En los autos de Juicio Verbal de Faltas, seguidos con el número 27/1998 ante el Jdo 1a Ins e Inst de Lugo 1 a que el presente Rollo n° 150/2000 se refiere, ., en el cual son parte/s apelante/s PO.., C..OCCIDENTE S.A., JOSE RAMON M , A..UNION F..y MINISTERIO, FISCAL..
Siendo parte/s apelada/s ROBERTO R, ENCARNACION M ..
ANTECEDENTES DE HECHO
1 ° Que por el Jdo. 1 Ins e Inst de Lugo 1, y i Juicio de Faltas referido se dictó sentencia, en cuyo fallo se dice: Que debo condenar y condeno a D. José Ramón M como autor responsable de una falta de imprudencia leve con resultado de muerte a la pena de multa de un mes con una cuota diaria de diez mil pesetas, cuyo importe (trescientas mil pesetas) abonará en un único pago, con apercibimiento de que en caso de impago incurrirá en la responsabilidad personal subsidiaria señalada en el fundamento jurídico número 8 de ésta sentencia.

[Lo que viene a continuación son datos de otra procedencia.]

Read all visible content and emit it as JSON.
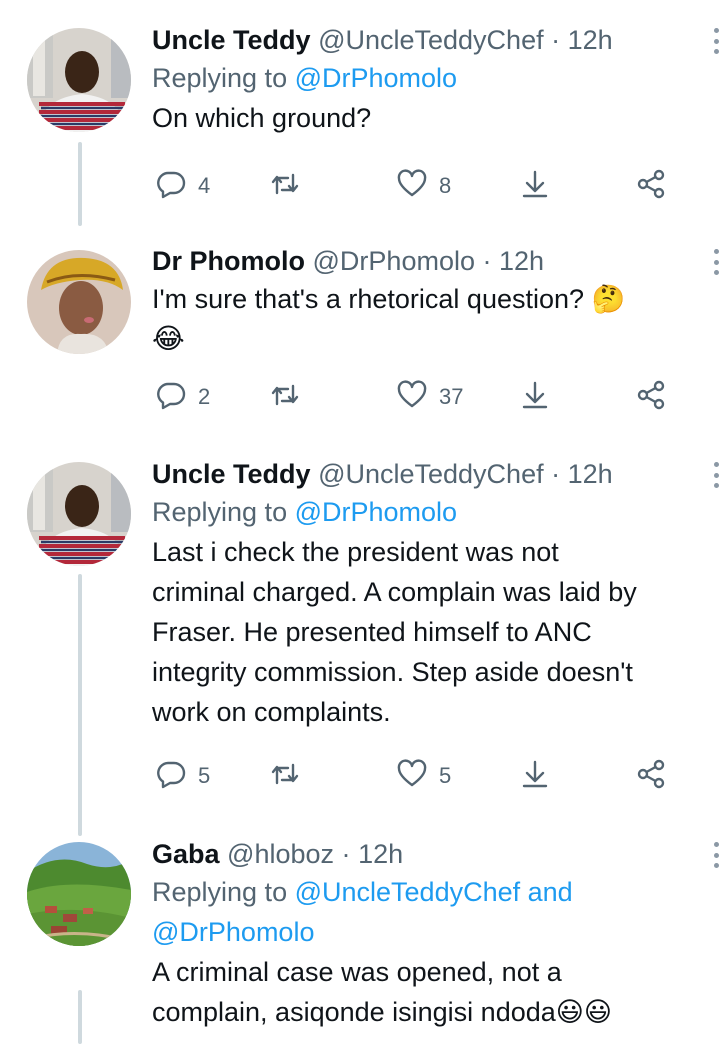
{
  "tweets": [
    {
      "name": "Uncle Teddy",
      "handle": "@UncleTeddyChef",
      "time": "12h",
      "replying_label": "Replying to ",
      "replying_to": "@DrPhomolo",
      "replying_and": "",
      "replying_to2": "",
      "text_lines": [
        "On which ground?"
      ],
      "replies": "4",
      "retweets": "",
      "likes": "8",
      "avatar": "uncle-teddy"
    },
    {
      "name": "Dr Phomolo",
      "handle": "@DrPhomolo",
      "time": "12h",
      "text_lines": [
        "I'm sure that's a rhetorical question? 🤔",
        "😂"
      ],
      "replies": "2",
      "retweets": "",
      "likes": "37",
      "avatar": "dr-phomolo"
    },
    {
      "name": "Uncle Teddy",
      "handle": "@UncleTeddyChef",
      "time": "12h",
      "replying_label": "Replying to ",
      "replying_to": "@DrPhomolo",
      "text_lines": [
        "Last i check the president was not",
        "criminal charged. A complain was laid by",
        "Fraser. He presented himself to ANC",
        "integrity commission. Step aside doesn't",
        "work on complaints."
      ],
      "replies": "5",
      "retweets": "",
      "likes": "5",
      "avatar": "uncle-teddy"
    },
    {
      "name": "Gaba",
      "handle": "@hloboz",
      "time": "12h",
      "replying_label": "Replying to ",
      "replying_to": "@UncleTeddyChef",
      "replying_and": " and",
      "replying_to2": "@DrPhomolo",
      "text_lines": [
        "A criminal case was opened, not a",
        "complain, asiqonde isingisi ndoda😃😃"
      ],
      "avatar": "landscape"
    }
  ],
  "separator": "·",
  "colors": {
    "accent": "#1d9bf0",
    "secondary_text": "#536471",
    "thread_line": "#cfd9de"
  },
  "icons": [
    "reply-icon",
    "retweet-icon",
    "like-icon",
    "share-icon",
    "send-icon",
    "more-icon"
  ]
}
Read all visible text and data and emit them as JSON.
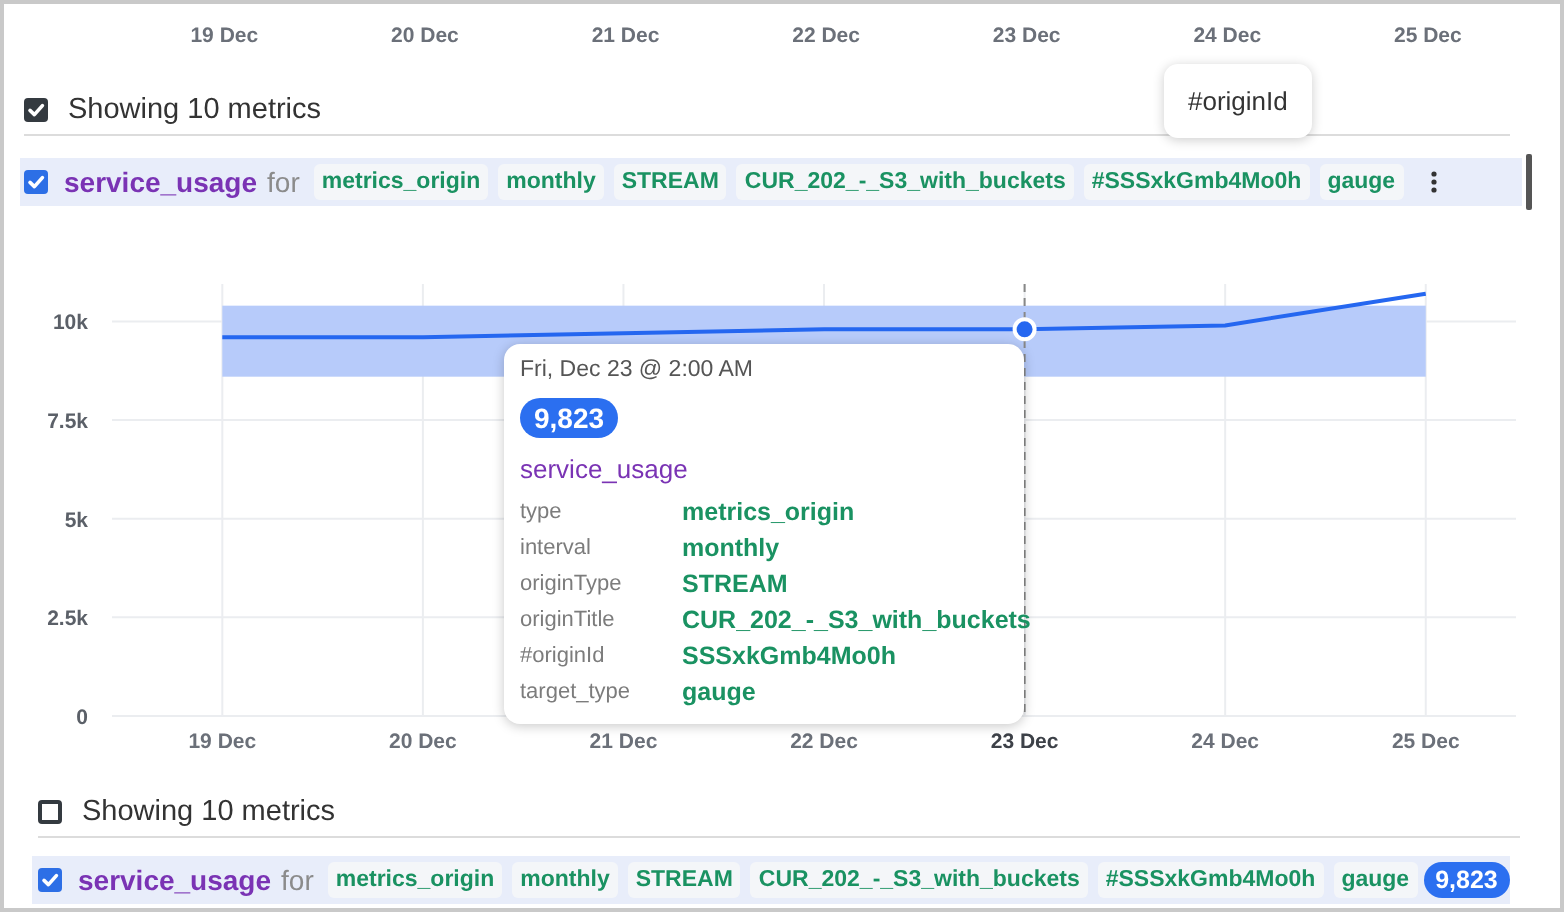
{
  "top_axis": {
    "labels": [
      "19 Dec",
      "20 Dec",
      "21 Dec",
      "22 Dec",
      "23 Dec",
      "24 Dec",
      "25 Dec"
    ]
  },
  "hover_tooltip": {
    "text": "#originId"
  },
  "top_group": {
    "header": {
      "label": "Showing 10 metrics",
      "checked": true
    },
    "row": {
      "checked": true,
      "name": "service_usage",
      "connector": "for",
      "tags": [
        "metrics_origin",
        "monthly",
        "STREAM",
        "CUR_202_-_S3_with_buckets",
        "#SSSxkGmb4Mo0h",
        "gauge"
      ],
      "menu": true
    }
  },
  "chart": {
    "tooltip": {
      "time": "Fri, Dec 23 @ 2:00 AM",
      "value": "9,823",
      "metric": "service_usage",
      "fields": [
        {
          "label": "type",
          "value": "metrics_origin"
        },
        {
          "label": "interval",
          "value": "monthly"
        },
        {
          "label": "originType",
          "value": "STREAM"
        },
        {
          "label": "originTitle",
          "value": "CUR_202_-_S3_with_buckets"
        },
        {
          "label": "#originId",
          "value": "SSSxkGmb4Mo0h"
        },
        {
          "label": "target_type",
          "value": "gauge"
        }
      ]
    },
    "points": [
      {
        "selected": false
      },
      {
        "selected": false
      },
      {
        "selected": false
      },
      {
        "selected": false
      },
      {
        "selected": true
      },
      {
        "selected": false
      },
      {
        "selected": false
      }
    ],
    "chart_data": {
      "type": "line",
      "grid": true,
      "categories": [
        "19 Dec",
        "20 Dec",
        "21 Dec",
        "22 Dec",
        "23 Dec",
        "24 Dec",
        "25 Dec"
      ],
      "series": [
        {
          "color": "#2567f0",
          "values": [
            9600,
            9600,
            9700,
            9800,
            9800,
            9900,
            10700
          ]
        }
      ],
      "ylim": [
        0,
        11000
      ],
      "bands": [
        {
          "axis": "y",
          "from": 8600,
          "to": 10400,
          "color": "#b7cbfa"
        }
      ],
      "ref_lines": [
        {
          "axis": "x",
          "value": "23 Dec",
          "color": "#888888"
        }
      ],
      "yticks": [
        0,
        {
          "value": 2500,
          "label": "2.5k"
        },
        {
          "value": 5000,
          "label": "5k"
        },
        {
          "value": 7500,
          "label": "7.5k"
        },
        {
          "value": 10000,
          "label": "10k"
        }
      ]
    }
  },
  "bottom_group": {
    "header": {
      "label": "Showing 10 metrics",
      "checked": false
    },
    "row": {
      "checked": true,
      "name": "service_usage",
      "connector": "for",
      "tags": [
        "metrics_origin",
        "monthly",
        "STREAM",
        "CUR_202_-_S3_with_buckets",
        "#SSSxkGmb4Mo0h",
        "gauge"
      ],
      "menu": false,
      "value_badge": "9,823"
    }
  }
}
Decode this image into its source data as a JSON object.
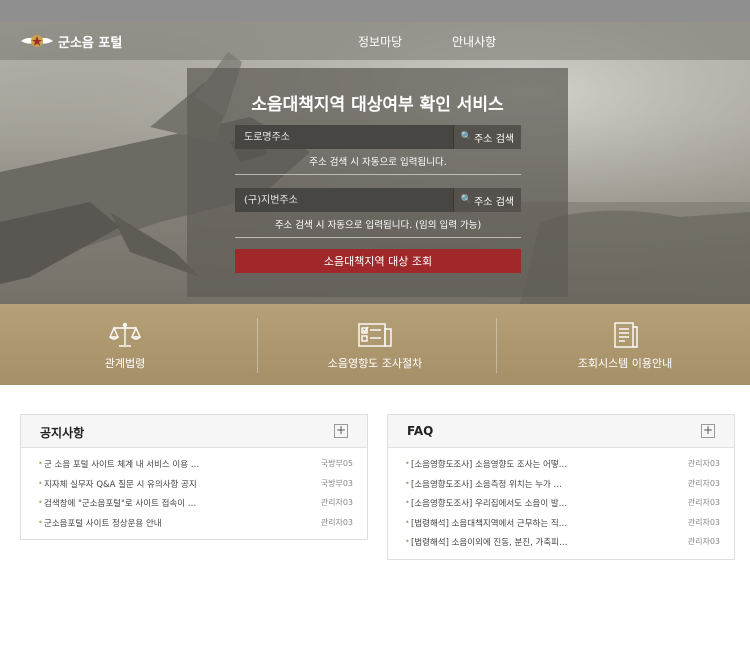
{
  "header": {
    "logo_text": "군소음 포털",
    "menu": [
      "정보마당",
      "안내사항"
    ]
  },
  "search": {
    "title": "소음대책지역 대상여부 확인 서비스",
    "road_placeholder": "도로명주소",
    "jibun_placeholder": "(구)지번주소",
    "search_button": "주소 검색",
    "road_hint": "주소 검색 시 자동으로 입력됩니다.",
    "jibun_hint": "주소 검색 시 자동으로 입력됩니다. (임의 입력 가능)",
    "submit": "소음대책지역 대상 조회"
  },
  "quick": [
    {
      "label": "관계법령",
      "icon": "scales-icon"
    },
    {
      "label": "소음영향도 조사절차",
      "icon": "checklist-icon"
    },
    {
      "label": "조회시스템 이용안내",
      "icon": "document-icon"
    }
  ],
  "notice": {
    "title": "공지사항",
    "more": "+",
    "items": [
      {
        "title": "군 소음 포털 사이트 체계 내 서비스 이용 …",
        "writer": "국방부05"
      },
      {
        "title": "지자체 실무자 Q&A 질문 시 유의사항 공지",
        "writer": "국방부03"
      },
      {
        "title": "검색창에 \"군소음포털\"로 사이트 접속이 …",
        "writer": "관리자03"
      },
      {
        "title": "군소음포털 사이트 정상운용 안내",
        "writer": "관리자03"
      }
    ]
  },
  "faq": {
    "title": "FAQ",
    "more": "+",
    "items": [
      {
        "title": "[소음영향도조사] 소음영향도 조사는 어떻…",
        "writer": "관리자03"
      },
      {
        "title": "[소음영향도조사] 소음측정 위치는 누가 …",
        "writer": "관리자03"
      },
      {
        "title": "[소음영향도조사] 우리집에서도 소음이 발…",
        "writer": "관리자03"
      },
      {
        "title": "[법령해석] 소음대책지역에서 근무하는 직…",
        "writer": "관리자03"
      },
      {
        "title": "[법령해석] 소음이외에 진동, 분진, 가축피…",
        "writer": "관리자03"
      }
    ]
  },
  "colors": {
    "submit": "#a0282a",
    "quick_band": "#a58f68",
    "bullet": "#b39c70"
  }
}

Igualmente deberá pagar en concepto de responsabilidad civil a los esposos D. Roberto R y Doña. Encarnación M la total suma de treinta y cinco millones de pesetas (35.000.000 pesetas), cuyo pago atenderá directamente la aseguradora A..Unión F…S.A. de Seguros y subsidiariamente la entidad PO..y directamente por ésta la aseguradora C..Occidente S.A. de Seguros. El condenado D. José Ramón M deberá pagar la mitad de todas las costas que fueren legalmente exigibles ,r que se hubieren causado en la tramitación de este juicio de faltas. B) Debo absolver y absuelvo a la denunciada Doña. Marta V de los hechos que motivaron frente a ella la formación de éste juicio de faltas..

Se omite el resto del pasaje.